On November 18th, members of the Associated Students Council at the University of California, San Diego (UCSD) voted to cut funding to all campus media publications due to possible “offensive speech” that the university might have to take responsibility for, specifically that of The Koala, a satirical student magazine.
“Ultimately, council decided that our money was better spent somewhere else,” Daniel Juarez, associate vice president of equity, diversity and inclusion said in an email.
Approximately $15,000 per year which the ASC had been providing toward nine campus publications will now be reallocated towards the ASC’s other projects, which include a housing office and a health and wellness office.
The ASC vote to cut funding took place just hours after UCSD administrators publicly denounced The Koala, calling it “profoundly repugnant, repulsive, attacking and cruel.”
We, the UC San Diego administration, strongly denounce the Koala publication and the offensive and hurtful language it chooses to publish. The Koala is profoundly repugnant, repulsive, attacking and cruel. The UC San Diego administration does not provide any financial support for the Koala, and we call on all students, faculty, staff and community members to join us in condemning this publication and other hurtful acts.
Campus media publications expressed concern that the UCSD administrator’s decision to censor campus media stems from differences in opinion and infringes upon their First Amendment rights. ASC president Dominick Suvonnasupa denied that was the case, saying that he encouraged all students to “say what they want to say… [but] we just didn’t think it was the best use of our resources to be funding that.”
The Koala is no stranger to controversy over its satirical articles. Just last month, the publication was called “racist” and “bigoted” for mocking the idea of “safe spaces” on campus.
Determined to not back down from administrative threats and dry old people who can't take jokes, The Koala responded with its own press statement:
Yesterday the UC San Diego administration released a statement denouncing The Motherfucking Koala. We thought it was very, very cute. What you may not know is that we knew about the statement days before it was published. We tasked our recruits to go undercover in order to infiltrate Ballsdeep Pradeep’s headquarters, documenting his meetings, files, and private items. They were incredibly successful. Behind the piles of dental dams, curry flavored lube, and empty cans of Gerber’s Vegetable Turkey Dinner flavored baby food, we found Prunedip’s computer. On that computer, we found the following chain of emails:
On Sun, 11/15/15, Ballsdeep Pradeep <[email protected]> wrote:
Subject: Koala’s At It Again, What Do I Do??

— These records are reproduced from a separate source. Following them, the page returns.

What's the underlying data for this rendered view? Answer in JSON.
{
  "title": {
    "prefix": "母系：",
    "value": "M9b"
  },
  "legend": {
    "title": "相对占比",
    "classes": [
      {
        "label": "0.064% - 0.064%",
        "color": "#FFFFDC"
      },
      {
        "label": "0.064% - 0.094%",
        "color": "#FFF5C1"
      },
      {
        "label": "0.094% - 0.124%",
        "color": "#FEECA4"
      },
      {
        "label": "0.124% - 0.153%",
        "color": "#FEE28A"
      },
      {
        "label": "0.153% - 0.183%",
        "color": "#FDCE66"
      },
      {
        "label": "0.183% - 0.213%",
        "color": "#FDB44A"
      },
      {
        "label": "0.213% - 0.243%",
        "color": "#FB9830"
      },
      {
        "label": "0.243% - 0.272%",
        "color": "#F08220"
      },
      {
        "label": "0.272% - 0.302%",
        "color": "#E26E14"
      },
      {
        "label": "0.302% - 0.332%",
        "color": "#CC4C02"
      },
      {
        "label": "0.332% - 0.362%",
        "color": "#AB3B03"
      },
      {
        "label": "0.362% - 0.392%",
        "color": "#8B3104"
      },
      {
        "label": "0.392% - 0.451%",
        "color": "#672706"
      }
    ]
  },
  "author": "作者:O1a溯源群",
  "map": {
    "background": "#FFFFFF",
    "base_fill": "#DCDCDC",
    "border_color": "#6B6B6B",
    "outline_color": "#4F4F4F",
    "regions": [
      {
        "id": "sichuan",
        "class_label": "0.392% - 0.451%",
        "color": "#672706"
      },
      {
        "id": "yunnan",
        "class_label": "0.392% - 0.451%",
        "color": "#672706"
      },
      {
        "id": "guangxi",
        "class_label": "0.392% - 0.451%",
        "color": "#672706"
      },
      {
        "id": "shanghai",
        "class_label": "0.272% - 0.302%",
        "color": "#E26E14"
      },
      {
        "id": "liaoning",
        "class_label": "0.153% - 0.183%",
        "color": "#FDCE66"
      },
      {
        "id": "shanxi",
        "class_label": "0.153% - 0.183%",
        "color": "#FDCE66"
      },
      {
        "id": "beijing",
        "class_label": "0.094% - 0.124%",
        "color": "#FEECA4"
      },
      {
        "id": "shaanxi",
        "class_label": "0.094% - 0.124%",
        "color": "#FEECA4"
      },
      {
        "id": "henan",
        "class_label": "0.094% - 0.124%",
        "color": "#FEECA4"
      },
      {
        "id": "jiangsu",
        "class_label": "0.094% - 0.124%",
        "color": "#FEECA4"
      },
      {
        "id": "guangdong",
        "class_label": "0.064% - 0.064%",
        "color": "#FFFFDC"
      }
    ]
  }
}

Well guys, looks like the Koala mentioned black people again, we may need to do some damage control…I’m thinking a nice denouncement message will calm the uppity student body.
Also, who’s got a hook for coke? These damn Del Mar hookers don’t know how to share.
Pradeep K. (The K stands for Kalamity) Khosla
Gabriella Hoffman, a UCSD ‘12 alumna and young conservative activist/blogger told The Daily Wire that she remembered The Koala being the subject of “a lot of controversy,” namely in the Winter 2010 academic quarter, when all campus publications at UCSD were denied funding for weeks after the magazine had portrayed support of a racially-themed party that allegedly mocked Black History Month.
“While most of their content was and is questionable, they are a satirical paper and should be treated as such,” Hoffman said. “Most students ignored them and those on campus today are free to ignore them. However, stripping them of funding could have a ripple effect--leading to other campus publications being stripped of their funding in the future, as seen during my freshman year. All free speech - no matter how offensive - must be permitted and protected on campus.”
ASC student senator Ryan Perez said that he voted to cut funding from student media in an effort to make the UCSD campus more “inclusive.”
“Being able to address campus climate and make a political statement while being more fiscally responsible and environmentally sustainable is consistent with my vision of a better UCSD,” Perez told the UCSD Guardian. “[I want] a more compassionate campus that aims to make a positive impact on this world.”
Andrew Deneris, editor-in-chief of the campus Muir Quarterly, said he disagreed.
“I don’t think the answer to speech and to media the council finds offensive and hateful to the campus climate is less speech and less media,” he said. “If you assume all of these orgs are reliant on A.S. funding, which presumably they are, what you’re doing is silencing all of these publications. You’re ensuring that they can’t print at all, or they have to make some sort of compromise in order to still be able to make their voices heard.”